What is the ELP?
The ELP is a document in which those who are learning or have learned one or more languages can record and reflect on their language learning and intercultural experiences.
It has three components: a language passport, a language biography, and a dossier.
The ELP supports the development of learner autonomy, plurilingualism and intercultural awareness.
Its main aims are:
- to help learners give shape and coherence to their experience of learning and using languages other than their first language
- to motivate learners by acknowledging their efforts to extend and diversify their language skills at all levels
- to provide a record of the linguistic and cultural skills they have acquired (to be consulted, for example, when they are moving to a higher learning level or seeking employment at home or abroad
In an ELP all language proficiency is valued, whether it was gained inside or outside formal education. In addition:
- The ELP is the property of the learner
- It is linked to the Common European Framework of Reference for Languages (users assess themselves in relation to the CEFR’s proficiency levels).
- It conforms to a common set of Principles and Guidelines that have been approved by the Committee of Ministers and recommended to Member States (see Recommendation CM/Rec(2008)7E).

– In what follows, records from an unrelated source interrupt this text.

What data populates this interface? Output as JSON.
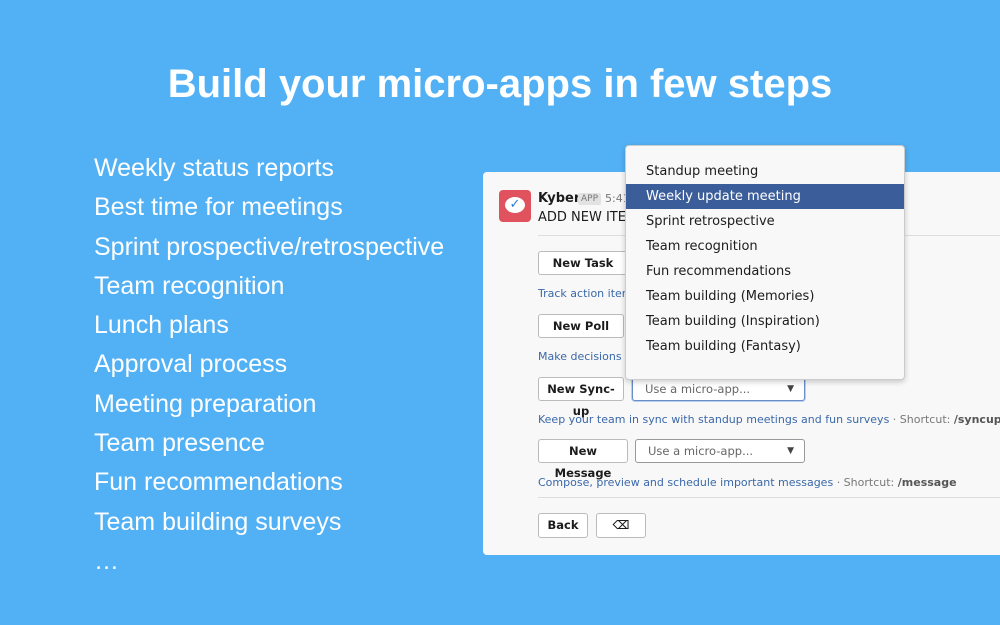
{
  "title": "Build your micro-apps in few steps",
  "features": [
    "Weekly status reports",
    "Best time for meetings",
    "Sprint prospective/retrospective",
    "Team recognition",
    "Lunch plans",
    "Approval process",
    "Meeting preparation",
    "Team presence",
    "Fun recommendations",
    "Team building surveys",
    "…"
  ],
  "message": {
    "app_name": "Kyber",
    "badge": "APP",
    "time": "5:41",
    "heading": "ADD NEW ITEM",
    "avatar_icon": "chat-check-icon",
    "avatar_color": "#e0525d",
    "rows": [
      {
        "button": "New Task",
        "description": "Track action items"
      },
      {
        "button": "New Poll",
        "description": "Make decisions f"
      },
      {
        "button": "New Sync-up",
        "select_placeholder": "Use a micro-app...",
        "description": "Keep your team in sync with standup meetings and fun surveys",
        "shortcut_label": "· Shortcut:",
        "shortcut": "/syncup"
      },
      {
        "button": "New Message",
        "select_placeholder": "Use a micro-app...",
        "description": "Compose, preview and schedule important messages",
        "shortcut_label": "· Shortcut:",
        "shortcut": "/message"
      }
    ],
    "back": "Back",
    "delete_icon": "backspace-icon"
  },
  "dropdown": {
    "options": [
      "Standup meeting",
      "Weekly update meeting",
      "Sprint retrospective",
      "Team recognition",
      "Fun recommendations",
      "Team building (Memories)",
      "Team building (Inspiration)",
      "Team building (Fantasy)"
    ],
    "highlighted": "Weekly update meeting",
    "highlight_color": "#3b5e9a"
  },
  "colors": {
    "background": "#52b1f5",
    "link": "#3a68a8"
  }
}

- The Council of Europe’s current work in language education enriches the ELP in a number of ways, especially as regards plurilingual and intercultural education. The values inherent in the ELP are also central to the projects of the European Centre for Modern Languages (ECML).
- This website offers a suite of templates that can be used, with or without adaptation, to create an ELP. The templates can also be used selectively, for example to promote self-assessment in language learning, develop learners’ intercultural awareness, or help them to focus on their plurilingual repertoires.